Bruxelles – Per ora le lingue ufficiali dell’Unione europea rimangono 24. Perché nella lista entrino anche il catalano, il gallego e il basco ci sarà da aspettare ancora, i tempi e i modi restano incerti, ma se ne può parlare. Madrid, dove tra l’altro il partito indipendentista catalano di Junts è al momento l’ago della bilancia nella formazione di qualsiasi ipotetico nuovo governo, ha presentato la sua proposta ai ministri per gli Affari Europei dei 27, che si sono detti “pronti per continuare a lavorare sulla questione”, rimandando il dialogo alle future riunioni.
“C’è stato un dibattito costruttivo, abbiamo inoltrato la proposta ai gruppi di lavoro del Consiglio e del Coreper (Comitato dei rappresentanti permanenti, ndr) per portare avanti le discussioni”, ha dichiarato Pascual Ignacio Navarro Rios, il segretario di Stato spagnolo per l’Ue, che ha presieduto il vertice di oggi (19 settembre) a Bruxelles. Niente di più, ma l’eventuale approvazione dello status ufficiale delle tre lingue ha sollevato dubbi, soprattutto di natura giuridica e finanziaria, presso diversi Paesi. E la decisione andrebbe presa all’unanimità.
A margine dei lavori, il ministro degli Esteri di Madrid, Josè Manuel Albares, si è sbottonato e ha raccontato la trattativa con qualche dettaglio in più: “Sono stati proposti periodi transitori, abbiamo proposto di iniziare prima con il catalano e poi con le altre due lingue“, ha dichiarato, perché inserire tre lingue simultaneamente comporterebbe un appesantimento importante della babele europea. Secondo Albares nessuno avrebbe “espresso un veto” contro la proposta, ma alcuni Stati membri hanno “chiesto più tempo per analizzare il suo sviluppo e attuazione”.
Madrid avrebbe indicato il catalano come la prima lingua da riconoscere come ufficiale perché è quella “i cui rappresentanti hanno chiesto più insistentemente che venga inclusa nella modifica del regolamento” e soprattutto perché è la più parlata, da “più di dieci milioni di persone“. Contro il gallego che è parlato dai quasi 3 milioni di abitanti della regione e il basco, parlato come madrelingua da circa il 20 per cento dei baschi e conosciuto in totale da non più di 700 mila persone.

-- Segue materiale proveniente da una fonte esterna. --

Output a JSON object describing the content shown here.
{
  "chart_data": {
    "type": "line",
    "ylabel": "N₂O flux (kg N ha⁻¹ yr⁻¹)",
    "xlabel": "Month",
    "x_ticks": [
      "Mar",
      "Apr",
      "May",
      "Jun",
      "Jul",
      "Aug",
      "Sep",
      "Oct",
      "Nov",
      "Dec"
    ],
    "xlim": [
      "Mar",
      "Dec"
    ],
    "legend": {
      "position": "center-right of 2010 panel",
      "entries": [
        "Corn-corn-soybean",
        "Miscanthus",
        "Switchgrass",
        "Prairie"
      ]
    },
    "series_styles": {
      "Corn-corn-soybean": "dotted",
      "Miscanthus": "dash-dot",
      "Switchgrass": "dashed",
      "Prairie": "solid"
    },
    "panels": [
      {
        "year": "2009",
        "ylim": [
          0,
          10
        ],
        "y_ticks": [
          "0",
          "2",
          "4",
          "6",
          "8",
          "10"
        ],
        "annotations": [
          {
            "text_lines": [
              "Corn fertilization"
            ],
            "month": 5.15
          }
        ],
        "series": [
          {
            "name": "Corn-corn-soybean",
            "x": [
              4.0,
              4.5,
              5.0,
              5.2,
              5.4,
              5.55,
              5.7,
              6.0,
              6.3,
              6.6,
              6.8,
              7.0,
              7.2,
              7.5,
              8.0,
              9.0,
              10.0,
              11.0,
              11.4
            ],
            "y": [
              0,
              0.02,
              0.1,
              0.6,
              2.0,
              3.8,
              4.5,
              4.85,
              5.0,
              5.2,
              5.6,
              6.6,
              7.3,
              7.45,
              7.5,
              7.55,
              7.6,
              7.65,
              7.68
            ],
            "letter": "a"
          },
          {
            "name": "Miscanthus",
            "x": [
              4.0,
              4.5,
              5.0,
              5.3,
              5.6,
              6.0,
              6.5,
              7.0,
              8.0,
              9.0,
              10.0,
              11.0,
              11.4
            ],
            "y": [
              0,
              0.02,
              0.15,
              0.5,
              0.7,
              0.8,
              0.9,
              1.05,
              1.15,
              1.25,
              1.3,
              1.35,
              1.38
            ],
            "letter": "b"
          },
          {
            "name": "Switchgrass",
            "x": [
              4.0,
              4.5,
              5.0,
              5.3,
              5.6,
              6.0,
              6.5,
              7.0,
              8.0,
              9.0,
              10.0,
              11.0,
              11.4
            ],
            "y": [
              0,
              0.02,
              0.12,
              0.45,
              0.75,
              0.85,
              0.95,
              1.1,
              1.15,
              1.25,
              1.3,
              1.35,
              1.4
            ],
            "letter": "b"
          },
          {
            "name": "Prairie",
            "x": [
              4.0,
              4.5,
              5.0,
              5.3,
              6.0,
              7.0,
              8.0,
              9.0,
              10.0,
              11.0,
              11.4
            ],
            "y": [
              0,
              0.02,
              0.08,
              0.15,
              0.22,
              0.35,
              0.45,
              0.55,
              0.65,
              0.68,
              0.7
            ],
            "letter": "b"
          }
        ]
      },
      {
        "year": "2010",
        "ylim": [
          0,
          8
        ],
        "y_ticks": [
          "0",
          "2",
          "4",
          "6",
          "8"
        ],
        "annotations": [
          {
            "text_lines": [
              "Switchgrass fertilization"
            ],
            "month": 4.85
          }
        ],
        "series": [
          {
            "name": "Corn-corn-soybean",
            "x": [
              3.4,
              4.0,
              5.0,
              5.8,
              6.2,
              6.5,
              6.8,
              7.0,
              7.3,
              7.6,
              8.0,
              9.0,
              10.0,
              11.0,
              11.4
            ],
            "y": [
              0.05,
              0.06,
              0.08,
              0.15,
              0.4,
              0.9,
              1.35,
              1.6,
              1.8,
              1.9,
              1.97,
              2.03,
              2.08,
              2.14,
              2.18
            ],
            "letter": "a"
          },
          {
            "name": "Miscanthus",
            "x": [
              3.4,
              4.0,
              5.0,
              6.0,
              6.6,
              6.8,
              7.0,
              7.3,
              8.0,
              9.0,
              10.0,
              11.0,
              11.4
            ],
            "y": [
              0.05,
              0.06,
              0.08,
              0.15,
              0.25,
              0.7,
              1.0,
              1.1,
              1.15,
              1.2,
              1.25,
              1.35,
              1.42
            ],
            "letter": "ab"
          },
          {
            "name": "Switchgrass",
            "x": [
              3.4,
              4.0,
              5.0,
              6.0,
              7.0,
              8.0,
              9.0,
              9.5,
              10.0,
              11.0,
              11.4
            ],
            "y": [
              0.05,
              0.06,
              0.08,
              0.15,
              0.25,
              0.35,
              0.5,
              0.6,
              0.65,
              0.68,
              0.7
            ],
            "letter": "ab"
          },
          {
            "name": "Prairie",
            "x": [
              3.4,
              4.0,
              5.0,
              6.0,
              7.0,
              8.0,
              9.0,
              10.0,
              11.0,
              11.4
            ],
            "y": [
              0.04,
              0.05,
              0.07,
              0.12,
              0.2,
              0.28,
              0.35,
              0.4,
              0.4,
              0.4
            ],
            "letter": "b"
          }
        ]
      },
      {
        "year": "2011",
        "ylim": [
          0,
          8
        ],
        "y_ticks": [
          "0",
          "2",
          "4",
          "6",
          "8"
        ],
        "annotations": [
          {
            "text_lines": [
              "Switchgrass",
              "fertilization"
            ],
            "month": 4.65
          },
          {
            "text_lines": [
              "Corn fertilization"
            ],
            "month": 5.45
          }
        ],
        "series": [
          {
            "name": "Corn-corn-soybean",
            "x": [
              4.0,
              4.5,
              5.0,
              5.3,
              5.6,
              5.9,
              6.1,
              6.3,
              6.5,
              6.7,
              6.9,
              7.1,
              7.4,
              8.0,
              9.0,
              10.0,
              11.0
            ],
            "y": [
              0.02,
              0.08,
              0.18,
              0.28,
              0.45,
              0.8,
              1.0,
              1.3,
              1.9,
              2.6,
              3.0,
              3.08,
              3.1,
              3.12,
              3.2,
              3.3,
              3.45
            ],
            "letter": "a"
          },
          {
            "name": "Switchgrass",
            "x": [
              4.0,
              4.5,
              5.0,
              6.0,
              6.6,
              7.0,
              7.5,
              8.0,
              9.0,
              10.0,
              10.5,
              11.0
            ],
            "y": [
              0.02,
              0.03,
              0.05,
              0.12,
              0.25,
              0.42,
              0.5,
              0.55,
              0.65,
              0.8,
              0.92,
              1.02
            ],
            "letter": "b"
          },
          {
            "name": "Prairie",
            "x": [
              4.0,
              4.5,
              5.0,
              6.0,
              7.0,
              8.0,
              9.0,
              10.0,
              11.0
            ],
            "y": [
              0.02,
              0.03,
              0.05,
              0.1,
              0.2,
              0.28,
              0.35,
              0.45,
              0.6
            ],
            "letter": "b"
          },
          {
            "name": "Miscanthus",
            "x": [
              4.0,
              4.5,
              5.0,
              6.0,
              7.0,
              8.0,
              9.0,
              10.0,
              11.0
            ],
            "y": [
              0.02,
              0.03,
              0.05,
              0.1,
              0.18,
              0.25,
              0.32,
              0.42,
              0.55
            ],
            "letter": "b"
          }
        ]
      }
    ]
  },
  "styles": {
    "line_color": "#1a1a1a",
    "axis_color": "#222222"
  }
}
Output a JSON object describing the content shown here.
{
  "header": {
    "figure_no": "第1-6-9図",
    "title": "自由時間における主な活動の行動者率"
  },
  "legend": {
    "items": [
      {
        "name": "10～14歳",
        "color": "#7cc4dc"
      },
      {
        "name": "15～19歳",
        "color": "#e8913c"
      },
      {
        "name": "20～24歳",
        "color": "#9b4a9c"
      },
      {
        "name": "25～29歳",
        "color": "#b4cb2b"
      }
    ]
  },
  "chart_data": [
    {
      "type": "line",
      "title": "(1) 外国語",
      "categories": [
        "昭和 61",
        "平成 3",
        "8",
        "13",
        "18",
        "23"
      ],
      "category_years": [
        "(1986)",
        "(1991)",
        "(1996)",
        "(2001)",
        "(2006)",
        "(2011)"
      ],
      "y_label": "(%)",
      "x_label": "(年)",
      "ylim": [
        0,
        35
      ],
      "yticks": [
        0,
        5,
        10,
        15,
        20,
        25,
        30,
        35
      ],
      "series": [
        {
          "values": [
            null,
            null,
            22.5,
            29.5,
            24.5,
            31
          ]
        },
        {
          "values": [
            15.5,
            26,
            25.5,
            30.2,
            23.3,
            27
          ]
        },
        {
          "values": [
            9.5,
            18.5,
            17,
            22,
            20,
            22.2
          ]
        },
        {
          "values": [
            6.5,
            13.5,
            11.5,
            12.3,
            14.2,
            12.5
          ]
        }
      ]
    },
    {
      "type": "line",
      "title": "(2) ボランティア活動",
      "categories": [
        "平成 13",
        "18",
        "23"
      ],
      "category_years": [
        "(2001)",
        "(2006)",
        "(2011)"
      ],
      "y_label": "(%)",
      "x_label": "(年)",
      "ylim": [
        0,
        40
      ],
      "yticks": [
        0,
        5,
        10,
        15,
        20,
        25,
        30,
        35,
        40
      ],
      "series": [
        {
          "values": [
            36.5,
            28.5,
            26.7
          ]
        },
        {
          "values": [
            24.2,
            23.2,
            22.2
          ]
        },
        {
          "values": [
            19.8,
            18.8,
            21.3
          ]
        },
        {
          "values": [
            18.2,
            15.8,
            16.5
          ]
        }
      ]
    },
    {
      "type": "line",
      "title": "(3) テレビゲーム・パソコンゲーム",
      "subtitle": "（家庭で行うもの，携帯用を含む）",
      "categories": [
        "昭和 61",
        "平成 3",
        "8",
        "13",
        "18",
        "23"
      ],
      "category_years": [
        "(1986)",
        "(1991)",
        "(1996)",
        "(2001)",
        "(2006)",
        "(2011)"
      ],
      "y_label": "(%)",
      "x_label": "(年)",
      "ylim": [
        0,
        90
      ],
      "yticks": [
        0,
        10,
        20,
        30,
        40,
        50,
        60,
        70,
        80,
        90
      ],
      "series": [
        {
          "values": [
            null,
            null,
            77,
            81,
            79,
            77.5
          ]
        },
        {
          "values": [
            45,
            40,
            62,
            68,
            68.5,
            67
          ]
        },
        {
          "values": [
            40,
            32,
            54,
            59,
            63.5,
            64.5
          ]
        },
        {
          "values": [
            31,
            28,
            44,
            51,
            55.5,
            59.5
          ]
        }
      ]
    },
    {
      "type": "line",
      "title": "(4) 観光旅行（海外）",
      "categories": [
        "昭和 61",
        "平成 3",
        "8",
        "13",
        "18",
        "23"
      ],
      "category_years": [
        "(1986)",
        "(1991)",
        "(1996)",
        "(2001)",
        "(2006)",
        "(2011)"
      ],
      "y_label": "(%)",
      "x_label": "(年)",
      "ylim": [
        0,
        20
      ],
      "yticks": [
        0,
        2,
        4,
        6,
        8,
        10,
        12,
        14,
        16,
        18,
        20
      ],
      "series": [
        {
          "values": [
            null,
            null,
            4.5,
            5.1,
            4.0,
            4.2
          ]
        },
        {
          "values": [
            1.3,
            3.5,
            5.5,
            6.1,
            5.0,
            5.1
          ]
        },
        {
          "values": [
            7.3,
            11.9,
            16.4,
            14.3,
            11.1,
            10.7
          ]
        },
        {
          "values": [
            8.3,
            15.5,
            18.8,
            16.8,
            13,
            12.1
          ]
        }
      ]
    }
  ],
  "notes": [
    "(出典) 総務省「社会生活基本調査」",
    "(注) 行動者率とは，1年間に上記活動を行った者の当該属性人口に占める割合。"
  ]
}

La Spagna, ha sottolineato Albares, ha ribadito “il suo impegno ad assumersi i costi derivanti da questa riforma”, come già succede con il Consiglio e con il Comitato delle regioni, che consentono ai partecipanti alle loro riunioni di parlare catalano, basco e gallego se lo richiedono con almeno sette settimane di anticipo. Interpellato al briefing quotidiano con la stampa, il portavoce della Commissione europea Balazs Ujvari ha indicato qualche dato sulle dimensioni e sui costi della macchina linguistica dell’esecutivo comunitario: 2000 persone, di cui circa il 70 per cento traduttori, impiegate nel dipartimento che si occupa delle traduzioni, e 480 membri più 970 interpreti freelancer nel dipartimento interpreti. Il budget stanziato nel 2022 è stato di 355 milioni di euro.
Al tavolo con gli omologhi europei, il ministro degli Esteri spagnolo avrebbe spiegato “la specificità che costituisce il caso spagnolo nell’Unione”. Catalano, gallego e basco non sono infatti lingue minoritarie, ma lingue co-ufficiali riconosciute nella Costituzione spagnola, “a differenza di altri Stati membri dell’Unione in cui esistono anche lingue regionali”. È di oggi la notizia che, nonostante l’opposizione della destra, il Congresso di Madrid ha riconosciuto le tre lingue come lingue co-ufficiali di lavoro parlamentare.